Cedar City is not very far from Cedar Breaks at all. You just get onto Utah route 14 and drive about 30 minutes east ... and one mile straight up.
Along the way there are some good views back towards Cedar City. Pretty soon you are at 10,000 feet and the air is remarkably cool -- and then there is the sign for SR56 and Cedar Breaks. When I parked at the headquarters (basically just a few little buildings, really) there was leftover hail on the ground, from the previous day.
Unlike Zion (a true canyon) but like Bryce `Canyon', Cedar Breaks is really an amphitheater -- a semi-circular cliff that falls away in a slope. In this case the slope is quite steep and the bottom is very far down. Unlike Bryce, there are no paths from the rim to the bottom. (It is possible to hike up to the bottom from the other direction, though.) The colors are the result of minerals in the rocks, and they change with the sunlight. I took 14 pictures, all from different points and at different times; rather than making one huge page with them all, I have broken them into several pages with several images each, based on the point from which I took them.
The last three are the sharpest -- I took them later in the afternoon, on the way back from Brian Head, and the sun was better.There is a short trail that leads to (and around) an alpine pond.

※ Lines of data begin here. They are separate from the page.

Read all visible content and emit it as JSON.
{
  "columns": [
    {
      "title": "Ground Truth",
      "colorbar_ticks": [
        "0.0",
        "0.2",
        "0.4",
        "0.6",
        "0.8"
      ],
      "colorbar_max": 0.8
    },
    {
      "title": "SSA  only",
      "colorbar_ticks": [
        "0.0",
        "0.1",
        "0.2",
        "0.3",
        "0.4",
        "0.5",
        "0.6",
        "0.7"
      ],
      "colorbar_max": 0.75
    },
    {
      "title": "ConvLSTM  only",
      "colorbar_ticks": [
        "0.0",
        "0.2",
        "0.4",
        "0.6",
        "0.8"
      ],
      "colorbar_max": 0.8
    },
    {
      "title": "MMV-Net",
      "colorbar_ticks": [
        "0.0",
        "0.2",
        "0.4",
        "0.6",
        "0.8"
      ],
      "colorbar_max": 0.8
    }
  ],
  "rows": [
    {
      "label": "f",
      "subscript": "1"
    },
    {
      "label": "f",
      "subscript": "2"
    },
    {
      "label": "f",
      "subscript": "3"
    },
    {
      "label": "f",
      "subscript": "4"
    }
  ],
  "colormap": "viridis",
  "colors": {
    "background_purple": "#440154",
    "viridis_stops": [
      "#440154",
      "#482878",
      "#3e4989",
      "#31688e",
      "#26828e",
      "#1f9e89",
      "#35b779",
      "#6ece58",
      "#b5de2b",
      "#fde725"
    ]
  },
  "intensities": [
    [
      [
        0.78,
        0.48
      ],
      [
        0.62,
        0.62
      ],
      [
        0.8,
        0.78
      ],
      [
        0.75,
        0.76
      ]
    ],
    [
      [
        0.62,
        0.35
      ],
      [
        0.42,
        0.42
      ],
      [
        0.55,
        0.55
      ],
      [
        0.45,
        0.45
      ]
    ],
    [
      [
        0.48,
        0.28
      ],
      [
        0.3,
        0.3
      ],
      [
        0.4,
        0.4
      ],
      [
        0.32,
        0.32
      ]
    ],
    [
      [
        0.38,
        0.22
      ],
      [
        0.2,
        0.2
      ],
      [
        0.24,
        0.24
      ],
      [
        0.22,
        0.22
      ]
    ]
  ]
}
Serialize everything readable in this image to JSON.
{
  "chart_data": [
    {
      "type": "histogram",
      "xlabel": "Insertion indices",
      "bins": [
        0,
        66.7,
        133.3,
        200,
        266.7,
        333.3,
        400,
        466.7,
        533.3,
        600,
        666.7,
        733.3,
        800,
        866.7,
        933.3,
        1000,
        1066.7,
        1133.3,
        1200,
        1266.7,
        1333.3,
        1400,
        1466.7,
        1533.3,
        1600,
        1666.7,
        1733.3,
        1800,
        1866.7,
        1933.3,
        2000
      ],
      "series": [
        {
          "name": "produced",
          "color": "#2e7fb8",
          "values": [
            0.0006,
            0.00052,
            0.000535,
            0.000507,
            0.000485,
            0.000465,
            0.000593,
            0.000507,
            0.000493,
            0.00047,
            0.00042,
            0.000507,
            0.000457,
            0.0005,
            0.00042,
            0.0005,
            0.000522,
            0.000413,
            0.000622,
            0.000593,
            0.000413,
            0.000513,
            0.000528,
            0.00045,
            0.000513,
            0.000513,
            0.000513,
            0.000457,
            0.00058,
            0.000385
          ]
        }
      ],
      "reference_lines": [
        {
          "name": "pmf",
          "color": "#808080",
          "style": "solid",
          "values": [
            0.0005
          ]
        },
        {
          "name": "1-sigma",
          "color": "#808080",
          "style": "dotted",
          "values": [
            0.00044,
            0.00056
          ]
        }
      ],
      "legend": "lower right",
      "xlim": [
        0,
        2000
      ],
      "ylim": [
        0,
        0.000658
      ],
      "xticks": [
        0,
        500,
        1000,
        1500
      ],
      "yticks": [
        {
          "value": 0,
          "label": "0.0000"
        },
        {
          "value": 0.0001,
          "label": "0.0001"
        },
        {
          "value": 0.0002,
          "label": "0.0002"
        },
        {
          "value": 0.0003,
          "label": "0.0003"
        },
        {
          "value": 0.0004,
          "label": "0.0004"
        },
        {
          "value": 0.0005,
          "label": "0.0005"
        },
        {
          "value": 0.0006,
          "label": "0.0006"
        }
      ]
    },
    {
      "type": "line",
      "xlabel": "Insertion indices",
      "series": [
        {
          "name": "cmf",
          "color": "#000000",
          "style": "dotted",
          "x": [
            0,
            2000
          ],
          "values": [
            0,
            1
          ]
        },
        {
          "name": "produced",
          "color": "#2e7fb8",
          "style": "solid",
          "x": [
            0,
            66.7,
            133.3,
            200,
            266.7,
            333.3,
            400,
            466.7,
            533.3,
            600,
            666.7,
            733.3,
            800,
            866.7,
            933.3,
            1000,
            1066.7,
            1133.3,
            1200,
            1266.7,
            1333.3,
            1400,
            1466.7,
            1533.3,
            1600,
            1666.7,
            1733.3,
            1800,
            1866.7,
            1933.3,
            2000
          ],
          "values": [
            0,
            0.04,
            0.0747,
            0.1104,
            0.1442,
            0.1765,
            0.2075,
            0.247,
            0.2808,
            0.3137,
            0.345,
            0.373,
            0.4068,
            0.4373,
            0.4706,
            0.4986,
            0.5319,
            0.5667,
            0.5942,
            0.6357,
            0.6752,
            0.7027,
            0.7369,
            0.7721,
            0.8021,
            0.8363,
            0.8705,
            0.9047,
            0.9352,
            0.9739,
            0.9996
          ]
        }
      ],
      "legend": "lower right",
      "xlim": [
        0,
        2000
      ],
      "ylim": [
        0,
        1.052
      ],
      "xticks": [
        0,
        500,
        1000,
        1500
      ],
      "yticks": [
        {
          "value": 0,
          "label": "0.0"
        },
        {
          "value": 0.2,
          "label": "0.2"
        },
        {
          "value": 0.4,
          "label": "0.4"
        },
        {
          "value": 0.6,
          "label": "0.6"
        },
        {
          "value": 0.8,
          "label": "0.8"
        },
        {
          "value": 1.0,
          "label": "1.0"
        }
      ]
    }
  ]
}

If you go all the way around, and backtrack a bit like I did, it is a bit over 2 miles (maybe 3.5 km).
Just a little further down the road is Brian Head, a convenient high peak with amazing views.Leaving Brian Head and Cedar Breaks behind, I returned to SR14 and continued eastwards. In the late afternoon sun, between bursts of rain from the thunderclouds I had seen from Brian Head, I took a picture of Navajo Lake.
Eventually SR14 ends at US89. My original intent had been to turn north, go up to Bryce Canyon, and camp there for the night, but those thunderclouds were clearly headed that way. The path to the south was clear and bright, so I headed that way instead.
I stayed overnight in Page, AZ. This is where the Glen Canyon Dam holds back Lake Powell. I managed to forget my camera when I took the dam tour, though, so I have no pictures from there.